# Schweden - Angeln am See "Unnen"



## dasBo87 (23. März 2009)

Guten Tag,
ich fahre im Mai für eine Woche nach Schweden an den Unnen See. Nen Kumpel und ich wollen dort fischen, haben eine Hütte + Boot gemietet. Wir waren noch nie an dem Gewässer udn hab noch nicht so viele Informationen sammeln können. Kennt jemand den See, bzw. war jemand schonmal da und kann mir Tips geben zum Fischen und so?! 
Vielleicht kann jemand mal berichten wie sein Urlaub dort war.

Schonmal Danke,
Gruß Bo


----------



## BallerNacken (23. März 2009)

*AW: Schweden - Angeln am See "Unnen"*

guck ma den bericht hier an:

klickmichhart


----------



## hajobu (23. März 2009)

*AW: Schweden - Angeln am See "Unnen"*

Der Unnen ist klasse zum Angeln, ich persönlich finde ihn viel schöner als den Bolmen !!!
Kleiner Tip am Rande, von Unnaryd Richtung Bolmen geht eine kleine Straße nach links ab zu einem Berufsfischer. Heißt "tyraholm". Dort kann man klasse Fischgerichte essen und auch noch prima und preiswert geräucherten Fisch kaufen !


----------



## Lex (23. März 2009)

*AW: Schweden - Angeln am See "Unnen"*

Tagchen,

ich halte den Unnen auch für ein sehr schönes Gewässer, war schon mehrfach dort, auf dem Campingplatz in Unnaryd. #6

Worauf wollt ihr denn fischen? Hecht und Zander?

Gruß, Alex

PS: Den Link zum o. g. Berufsfischer dazu kann ich auch gleich liefern: http://www.tiraholm.se/


----------



## dasBo87 (24. März 2009)

*AW: Schweden - Angeln am See "Unnen"*

@Lex,
wir wollen hauptsächlich auf Hecht fischen (schleppen). Obwohl wir versuchen wollen, den einen oder anderen Zander zu fangen (aber müssen gucken wegen der Schonzeit - habe hier gelesen das der Zander im Mai Schonzeit hat)...

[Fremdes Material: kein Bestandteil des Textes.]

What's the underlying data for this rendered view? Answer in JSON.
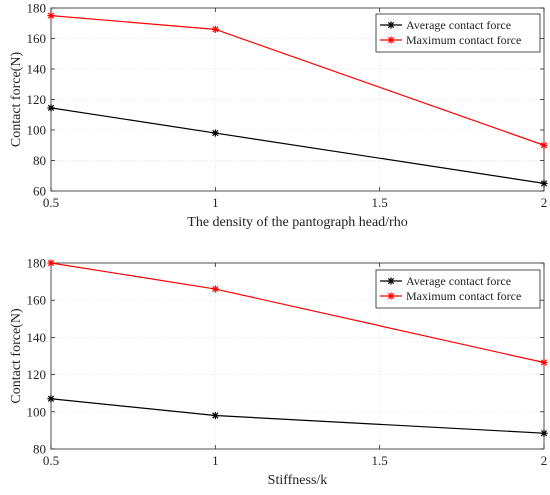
{
  "chart_data": [
    {
      "type": "line",
      "xlabel": "The density of the pantograph head/rho",
      "ylabel": "Contact force(N)",
      "x": [
        0.5,
        1,
        2
      ],
      "xticks": [
        0.5,
        1,
        1.5,
        2
      ],
      "xlim": [
        0.5,
        2
      ],
      "yticks": [
        60,
        80,
        100,
        120,
        140,
        160,
        180
      ],
      "ylim": [
        60,
        180
      ],
      "grid": true,
      "legend_position": "top-right",
      "series": [
        {
          "name": "Average contact force",
          "color": "#000000",
          "values": [
            114.5,
            98,
            65
          ]
        },
        {
          "name": "Maximum contact force",
          "color": "#ff0000",
          "values": [
            175,
            166,
            90
          ]
        }
      ]
    },
    {
      "type": "line",
      "xlabel": "Stiffness/k",
      "ylabel": "Contact force(N)",
      "x": [
        0.5,
        1,
        2
      ],
      "xticks": [
        0.5,
        1,
        1.5,
        2
      ],
      "xlim": [
        0.5,
        2
      ],
      "yticks": [
        80,
        100,
        120,
        140,
        160,
        180
      ],
      "ylim": [
        80,
        180
      ],
      "grid": true,
      "legend_position": "top-right",
      "series": [
        {
          "name": "Average contact force",
          "color": "#000000",
          "values": [
            107,
            98,
            88.5
          ]
        },
        {
          "name": "Maximum contact force",
          "color": "#ff0000",
          "values": [
            180,
            166,
            126.5
          ]
        }
      ]
    }
  ]
}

Kannst du mir ein paar tips geben, Köder, welche Kanten guckt waren (Tiefe) usw.?
Könnte mir vorstellen, dass wir es auch mal auf Aal versuchen wollen vom Ufer, geht es auch vom Ufer aus auf Zander?

Gruß Bo


Danke, für die Antworten!


----------



## daniel_ (24. März 2009)

*AW: Schweden - Angeln am See "Unnen"*

Wann fahrt ihr denn genau dort hin?
Sind auch Ende Mai oben, so könnte man sich ja mal zu ner gemeinsamen Tour treffen...

Gruß
Daniel


----------



## dasBo87 (24. März 2009)

*AW: Schweden - Angeln am See "Unnen"*

Wir sind die letzte Mai Woche, dort...
Könnte man ja nochma beschnacken, ob man ma nen Tag ne Tour macht.


----------



## daniel_ (24. März 2009)

*AW: Schweden - Angeln am See "Unnen"*

Das würde ja passen, sind vom 20. bis Ende des Monats oben..
oki, können wir ja nochmal kurzfristig drüber quatschen.


----------



## dasBo87 (24. März 2009)

*AW: Schweden - Angeln am See "Unnen"*

Alles klar!


----------



## Lex (24. März 2009)

*AW: Schweden - Angeln am See "Unnen"*



dasBo87 schrieb:


> Könnte mir vorstellen, dass wir es auch mal auf Aal versuchen wollen vom Ufer,



Aal ist derzeit offenbar verboten:

http://www.anglerboard.de/board/showpost.php?p=2424039&postcount=26

Was den Rest angeht: Du hast eine PN von mir. :q

Gruß, Alex


----------



## daniel_ (24. März 2009)

*AW: Schweden - Angeln am See "Unnen"*



Lex schrieb:


> Aal ist derzeit offenbar verboten:
> 
> http://www.anglerboard.de/board/showpost.php?p=2424039&postcount=26
> 
> ...



Schick mir doch bitte auch mal die PN.

Vielen Dank

Gruß
Daniel


----------



## Lex (24. März 2009)

*AW: Schweden - Angeln am See "Unnen"*

Done.

Gruß, Alex


----------



## dasBo87 (25. März 2009)

*AW: Schweden - Angeln am See "Unnen"*

Wo erhält man Gewässerkarten/Angelscheine?


----------



## Lex (25. März 2009)

*AW: Schweden - Angeln am See "Unnen"*

Die Gewässerkarte findest du im Web, siehe oben der Link im Posting von BallerMann. Die Fiskekort gibt's beim Campingplatz, weitere Ausgabestellen siehe Gewässerkarte.

Gruß, Alex


----------



## dasBo87 (31. März 2009)

*AW: Schweden - Angeln am See "Unnen"*

Hat sonst noch wer gute Fangerfolge gehabt? Große Hechte?


----------



## Strazatelli (21. April 2009)

*AW: Schweden - Angeln am See "Unnen"*

könnte mir bitte auch jemand diese pn schicken??? wäre super! vielen dank im voraus!

LG strazatelli


----------



## Lex (22. April 2009)

*AW: Schweden - Angeln am See "Unnen"*

Du hast Post


----------



## humwi47 (14. Juni 2013)

*AW: Schweden - Angeln am See "Unnen"*

Die PN hätte ich auch noch gerne, sofern es noch möglich ist 
Habe letztes Jahr meinen ersten Meterhecht im Unnen gefangen:m


----------